Largest Freshman Class: Crowded Hallways and Slow Traffic


Aleksandr Christ and Boston Kellner

Pine Creek students have been experiencing an increase in traffic the first months of school due to the biggest freshman class in Pine Creek history. According to Pine Creek Registrar, Sherry Gregory, the class of 2025 is 514 students, putting the school’s current enrollment at 1,795 students, compared to last year’s 1,616 students.

There are many reasons students are drawn to Pine Creek: state champion athletic teams, award winning arts programs, a large variety of honors and AP courses, and the cybersecurity program now hosted at Pine Creek.  “I moved here for hockey,” said Senior Max Richards. Clubs and other offered activities at this school are thriving this year, and with more students joining than previous years. “I joined DECA because I like business, and want to major in it [in college]” said Junior Kaylee Gonzales. There are 201 students in DECA this year according to adviser Lindsay Edy. Part of this growth is due largely to the size of the freshman class. Freshmen also contribute to overall school spirit. With the freshman class being the biggest, the school spirit has been higher than ever, making chants louder and helping raise the spirit within the school. However, the increase in students is causing some issues within the school, like crowded halls and longer lunch lines. Junior Natalya Tag said “It’s really stressful in the hallways now. I feel like it’s super packed and there’s so much traffic in the morning. I would much rather walk than drive because the parking is so annoying.”

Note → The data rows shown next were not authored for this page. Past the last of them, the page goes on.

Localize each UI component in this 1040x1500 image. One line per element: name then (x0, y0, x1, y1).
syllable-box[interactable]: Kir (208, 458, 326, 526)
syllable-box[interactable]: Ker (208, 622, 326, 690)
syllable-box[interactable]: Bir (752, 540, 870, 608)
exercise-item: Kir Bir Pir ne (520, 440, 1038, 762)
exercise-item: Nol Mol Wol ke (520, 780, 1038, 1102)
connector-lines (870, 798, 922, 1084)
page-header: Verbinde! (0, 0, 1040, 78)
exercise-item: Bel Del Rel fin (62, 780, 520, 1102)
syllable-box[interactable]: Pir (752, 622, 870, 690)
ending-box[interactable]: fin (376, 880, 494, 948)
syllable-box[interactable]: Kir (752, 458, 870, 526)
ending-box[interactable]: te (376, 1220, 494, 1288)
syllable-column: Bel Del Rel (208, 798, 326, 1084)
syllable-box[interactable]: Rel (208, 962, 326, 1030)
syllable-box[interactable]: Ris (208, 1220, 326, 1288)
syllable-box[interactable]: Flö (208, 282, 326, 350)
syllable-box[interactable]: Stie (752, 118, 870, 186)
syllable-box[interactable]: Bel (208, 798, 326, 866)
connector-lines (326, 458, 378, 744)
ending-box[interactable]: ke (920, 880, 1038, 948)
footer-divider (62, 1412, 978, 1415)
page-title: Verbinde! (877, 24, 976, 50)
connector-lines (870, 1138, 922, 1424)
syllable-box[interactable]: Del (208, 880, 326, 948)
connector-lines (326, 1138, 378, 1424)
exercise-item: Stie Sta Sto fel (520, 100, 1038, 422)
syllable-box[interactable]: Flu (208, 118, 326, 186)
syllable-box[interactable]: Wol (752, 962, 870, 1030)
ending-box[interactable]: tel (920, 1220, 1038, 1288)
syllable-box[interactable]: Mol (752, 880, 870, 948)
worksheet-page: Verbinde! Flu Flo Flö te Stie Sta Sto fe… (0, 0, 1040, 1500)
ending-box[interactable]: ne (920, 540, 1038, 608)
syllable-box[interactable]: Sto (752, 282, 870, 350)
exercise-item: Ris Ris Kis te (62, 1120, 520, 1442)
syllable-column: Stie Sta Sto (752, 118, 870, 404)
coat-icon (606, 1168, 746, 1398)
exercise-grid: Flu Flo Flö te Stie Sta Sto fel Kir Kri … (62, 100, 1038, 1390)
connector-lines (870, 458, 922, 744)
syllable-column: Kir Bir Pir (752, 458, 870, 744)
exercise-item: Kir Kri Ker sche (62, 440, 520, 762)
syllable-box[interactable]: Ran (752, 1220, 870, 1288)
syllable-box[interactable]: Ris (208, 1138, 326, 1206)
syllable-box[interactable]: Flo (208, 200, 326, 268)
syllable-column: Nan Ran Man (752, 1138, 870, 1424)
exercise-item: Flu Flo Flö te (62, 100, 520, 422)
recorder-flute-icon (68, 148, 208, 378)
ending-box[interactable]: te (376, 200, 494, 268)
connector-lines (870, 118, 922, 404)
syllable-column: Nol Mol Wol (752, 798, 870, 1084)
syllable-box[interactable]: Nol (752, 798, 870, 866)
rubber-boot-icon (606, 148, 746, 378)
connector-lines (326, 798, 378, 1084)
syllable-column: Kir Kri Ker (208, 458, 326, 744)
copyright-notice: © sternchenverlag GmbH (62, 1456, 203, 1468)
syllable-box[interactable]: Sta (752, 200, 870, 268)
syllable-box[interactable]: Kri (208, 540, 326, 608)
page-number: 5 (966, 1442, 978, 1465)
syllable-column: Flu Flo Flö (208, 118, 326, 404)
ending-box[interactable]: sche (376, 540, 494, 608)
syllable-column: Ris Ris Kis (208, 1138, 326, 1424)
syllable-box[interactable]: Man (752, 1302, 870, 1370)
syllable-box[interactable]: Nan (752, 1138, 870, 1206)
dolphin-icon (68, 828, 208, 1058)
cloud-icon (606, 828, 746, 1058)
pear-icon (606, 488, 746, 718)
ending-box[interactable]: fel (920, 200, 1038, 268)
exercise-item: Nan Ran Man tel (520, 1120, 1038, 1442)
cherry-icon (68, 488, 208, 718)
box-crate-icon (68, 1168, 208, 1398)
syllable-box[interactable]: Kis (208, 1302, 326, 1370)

Many students are impacted by the traffic rush, causing tardies and complicating morning schedules. “I get to school by biking every morning, and it is usually tough for me to cross streets when all the cars are in the way. It is very annoying that most of the drivers don’t have the consideration to stop or get off the cross walks,” said Freshman Avignon Zehnder.
Parking has also become harder to navigate due to the traffic, as many more spots are now taken. Crossing the main intersections like Powers has become more dangerous for students as a result of the increased traffic. Students have to leave early, such as 20-30 minutes before school starts just to arrive at class on time. “I think it’s kind of ridiculous it took me 30 minutes to get out of the parking lot the other day.” said senior Max Richards, who lives 5 minutes away, yet commutes for twenty minutes to get to school.